Aquel día no hubo escuela. Nuestras madres nos decían: "Quietecitos en la cama, que ha nevado y hace mucho frío". Nosotros, al oír la palabra fatídica de frío, nos arrebujábamos aún más bajo la manta, rebuscando el escaso rescoldo, que se escondía entre las sábanas.

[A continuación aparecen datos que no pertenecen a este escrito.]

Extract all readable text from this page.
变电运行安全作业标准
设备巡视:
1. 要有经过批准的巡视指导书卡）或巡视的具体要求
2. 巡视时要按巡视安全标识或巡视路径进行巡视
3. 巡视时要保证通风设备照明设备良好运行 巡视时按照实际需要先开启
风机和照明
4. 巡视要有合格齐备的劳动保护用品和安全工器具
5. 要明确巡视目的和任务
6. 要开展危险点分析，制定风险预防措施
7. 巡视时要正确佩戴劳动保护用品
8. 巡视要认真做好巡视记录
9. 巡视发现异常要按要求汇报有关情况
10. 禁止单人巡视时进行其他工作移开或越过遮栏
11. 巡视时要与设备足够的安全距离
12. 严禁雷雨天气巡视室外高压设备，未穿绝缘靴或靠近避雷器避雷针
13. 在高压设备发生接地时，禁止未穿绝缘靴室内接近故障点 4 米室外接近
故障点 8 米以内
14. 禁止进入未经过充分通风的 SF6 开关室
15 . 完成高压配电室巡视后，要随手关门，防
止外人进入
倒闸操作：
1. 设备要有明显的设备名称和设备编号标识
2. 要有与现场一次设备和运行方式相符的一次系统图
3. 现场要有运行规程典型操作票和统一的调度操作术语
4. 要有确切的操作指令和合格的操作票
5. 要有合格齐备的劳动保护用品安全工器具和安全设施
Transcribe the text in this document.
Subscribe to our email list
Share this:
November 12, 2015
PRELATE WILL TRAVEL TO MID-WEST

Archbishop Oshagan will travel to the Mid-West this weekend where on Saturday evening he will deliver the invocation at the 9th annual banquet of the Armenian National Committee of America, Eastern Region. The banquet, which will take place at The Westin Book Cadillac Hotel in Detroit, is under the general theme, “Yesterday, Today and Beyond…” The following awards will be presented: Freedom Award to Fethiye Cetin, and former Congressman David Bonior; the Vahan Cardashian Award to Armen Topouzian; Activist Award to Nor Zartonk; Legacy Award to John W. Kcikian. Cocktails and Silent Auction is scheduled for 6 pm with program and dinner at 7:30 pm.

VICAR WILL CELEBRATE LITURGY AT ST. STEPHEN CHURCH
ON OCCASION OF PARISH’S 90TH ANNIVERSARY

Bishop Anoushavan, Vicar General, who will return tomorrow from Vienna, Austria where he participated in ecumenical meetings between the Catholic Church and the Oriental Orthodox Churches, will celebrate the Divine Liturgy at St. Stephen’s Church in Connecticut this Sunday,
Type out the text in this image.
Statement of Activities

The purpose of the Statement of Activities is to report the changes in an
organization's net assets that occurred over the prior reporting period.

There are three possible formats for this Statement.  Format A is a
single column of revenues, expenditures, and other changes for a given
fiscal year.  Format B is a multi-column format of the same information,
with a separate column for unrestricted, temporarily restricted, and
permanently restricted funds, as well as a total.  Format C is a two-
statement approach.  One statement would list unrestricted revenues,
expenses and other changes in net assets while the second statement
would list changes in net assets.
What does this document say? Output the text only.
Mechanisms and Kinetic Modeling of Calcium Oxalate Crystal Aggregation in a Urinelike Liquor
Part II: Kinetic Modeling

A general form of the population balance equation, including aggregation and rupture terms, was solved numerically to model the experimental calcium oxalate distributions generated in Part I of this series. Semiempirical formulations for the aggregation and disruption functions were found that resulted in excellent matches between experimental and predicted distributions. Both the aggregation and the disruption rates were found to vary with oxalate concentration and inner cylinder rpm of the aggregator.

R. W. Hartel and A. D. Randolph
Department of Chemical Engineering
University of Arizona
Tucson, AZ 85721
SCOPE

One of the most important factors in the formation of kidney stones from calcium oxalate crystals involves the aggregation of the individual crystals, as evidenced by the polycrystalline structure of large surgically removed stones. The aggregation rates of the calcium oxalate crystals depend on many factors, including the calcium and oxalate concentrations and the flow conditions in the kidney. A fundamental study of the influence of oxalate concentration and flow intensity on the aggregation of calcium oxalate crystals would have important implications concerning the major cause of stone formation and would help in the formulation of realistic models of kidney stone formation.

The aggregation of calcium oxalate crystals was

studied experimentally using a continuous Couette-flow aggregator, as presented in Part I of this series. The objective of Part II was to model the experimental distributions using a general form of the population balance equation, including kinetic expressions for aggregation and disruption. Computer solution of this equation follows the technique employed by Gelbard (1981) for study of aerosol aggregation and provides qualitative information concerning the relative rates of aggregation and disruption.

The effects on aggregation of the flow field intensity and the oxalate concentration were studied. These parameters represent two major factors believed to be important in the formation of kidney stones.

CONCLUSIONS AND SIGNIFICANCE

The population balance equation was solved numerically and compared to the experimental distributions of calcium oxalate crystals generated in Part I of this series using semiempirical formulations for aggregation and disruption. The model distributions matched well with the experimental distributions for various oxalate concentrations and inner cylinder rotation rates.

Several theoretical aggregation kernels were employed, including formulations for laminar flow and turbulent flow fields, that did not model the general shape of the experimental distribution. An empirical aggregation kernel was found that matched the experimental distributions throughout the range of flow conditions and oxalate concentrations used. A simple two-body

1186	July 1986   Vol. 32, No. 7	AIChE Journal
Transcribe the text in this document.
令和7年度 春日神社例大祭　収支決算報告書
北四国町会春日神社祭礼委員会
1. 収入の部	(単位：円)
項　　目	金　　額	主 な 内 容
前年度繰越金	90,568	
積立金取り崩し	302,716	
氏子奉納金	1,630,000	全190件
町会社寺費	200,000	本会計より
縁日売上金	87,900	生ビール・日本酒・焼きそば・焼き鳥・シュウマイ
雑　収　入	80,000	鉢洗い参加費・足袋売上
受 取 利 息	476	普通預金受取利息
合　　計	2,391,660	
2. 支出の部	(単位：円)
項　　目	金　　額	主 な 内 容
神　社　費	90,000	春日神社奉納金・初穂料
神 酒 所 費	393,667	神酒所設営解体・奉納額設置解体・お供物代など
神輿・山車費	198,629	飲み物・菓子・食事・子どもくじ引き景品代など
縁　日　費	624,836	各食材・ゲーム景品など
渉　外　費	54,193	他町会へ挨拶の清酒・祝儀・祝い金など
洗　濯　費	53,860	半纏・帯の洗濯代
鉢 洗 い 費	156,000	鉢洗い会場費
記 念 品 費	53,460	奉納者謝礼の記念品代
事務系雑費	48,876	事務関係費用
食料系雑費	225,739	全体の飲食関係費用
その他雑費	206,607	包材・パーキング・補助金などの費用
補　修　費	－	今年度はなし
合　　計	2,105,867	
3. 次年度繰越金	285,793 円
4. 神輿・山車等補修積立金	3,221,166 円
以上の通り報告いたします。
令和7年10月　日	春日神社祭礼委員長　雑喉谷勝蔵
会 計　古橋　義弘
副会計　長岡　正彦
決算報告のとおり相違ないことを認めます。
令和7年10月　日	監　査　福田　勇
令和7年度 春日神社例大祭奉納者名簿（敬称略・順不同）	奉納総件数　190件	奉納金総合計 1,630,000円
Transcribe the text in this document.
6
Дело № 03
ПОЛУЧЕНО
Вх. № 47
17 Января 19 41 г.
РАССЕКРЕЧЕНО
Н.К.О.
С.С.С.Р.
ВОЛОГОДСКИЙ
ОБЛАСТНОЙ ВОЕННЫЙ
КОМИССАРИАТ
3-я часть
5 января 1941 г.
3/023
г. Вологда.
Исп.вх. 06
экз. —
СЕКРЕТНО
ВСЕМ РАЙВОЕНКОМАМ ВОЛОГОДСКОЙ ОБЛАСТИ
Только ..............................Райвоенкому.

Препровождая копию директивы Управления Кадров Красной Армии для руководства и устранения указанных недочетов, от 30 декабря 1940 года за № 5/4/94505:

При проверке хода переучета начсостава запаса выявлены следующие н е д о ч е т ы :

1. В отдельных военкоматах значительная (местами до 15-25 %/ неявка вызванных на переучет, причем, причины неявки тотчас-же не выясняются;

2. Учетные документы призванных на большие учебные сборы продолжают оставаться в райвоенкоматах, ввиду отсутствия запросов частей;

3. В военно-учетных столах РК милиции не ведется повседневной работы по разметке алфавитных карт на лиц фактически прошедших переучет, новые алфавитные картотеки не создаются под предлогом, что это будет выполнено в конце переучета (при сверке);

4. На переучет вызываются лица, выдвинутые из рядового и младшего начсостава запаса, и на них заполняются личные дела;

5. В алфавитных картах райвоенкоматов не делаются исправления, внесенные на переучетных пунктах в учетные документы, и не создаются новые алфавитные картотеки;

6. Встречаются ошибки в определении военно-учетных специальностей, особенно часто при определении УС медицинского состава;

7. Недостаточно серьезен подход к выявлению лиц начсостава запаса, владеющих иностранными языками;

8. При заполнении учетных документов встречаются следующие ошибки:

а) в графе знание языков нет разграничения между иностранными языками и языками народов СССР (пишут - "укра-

El problema del frío, en serie, era cuando íbamos a la escuela: allí, no había calefacción ni las comodidades que tenéis hoy. No teníamos ni pañuelo para limpiarnos los mocos. No os quiero contar donde se quedaban los mocos, porque no teníamos pañuelo. La mayoría entrábamos en la escuela, calentandonos las manos con el aliento; aprovechábamos todo atisbo de calor que emanaba de nuestro cuerpo: nos bajábamos las mangas de la chaqueta; nos metíamos las manos debajo de los sobacos; nos las frotábamos hasta que se enfadaba la sangre de tanto incordio... Teníamos los pies como carámbanos, porque no podíamos alcanzarlos con el aliento. Cuánto frío! Frío que, a veces, congelaba hasta el aliento. Frío, en casa; mucho frío, en la calle; mucho frío, en la escuela y mayor frío, en la iglesia. Para amortiguar el frío, algunos niños, no muchos, llevábamos una estufa a la escuela (estufas de juguete). Había estufas que eran latas de sardinas de kilo, taladradas con pequeños agujeritos; las madres, antes de salir de casa para ir a la escuela, las llenaban con el rescoldo de paja de burrajos: era como un engaño, pues, cuando llegabas a clase, no quedaba ni una brizna de calor. Era inútil que llevásemos la cuchara para escarbar, sino había nada que escarbar; en cambio, existían las estufas de verdad, con caja de metal, tapadera agujereada y con listones de madera encima, para asentar los pies. Estas estufas sí que daban calor: un privilegio del hijo de gente pudiente; se alimentaba con ascuas de palos de encina y, para que durase más, las madres solían cubrirlas con ceniza de garrobaza bien prendida. A veces, el compañero de al lado te dejaba poner sobre la tapadera un cacho de pie, pero sólo un cacho, que, apenas, te servía de alivio; pero, en el gesto, había algo de solidaridad, y ese algo se saboreaba mucho en aquellos tiempos, en que yo fui muchacho; tan muchacho como tú, pero, con muchas menos cosas.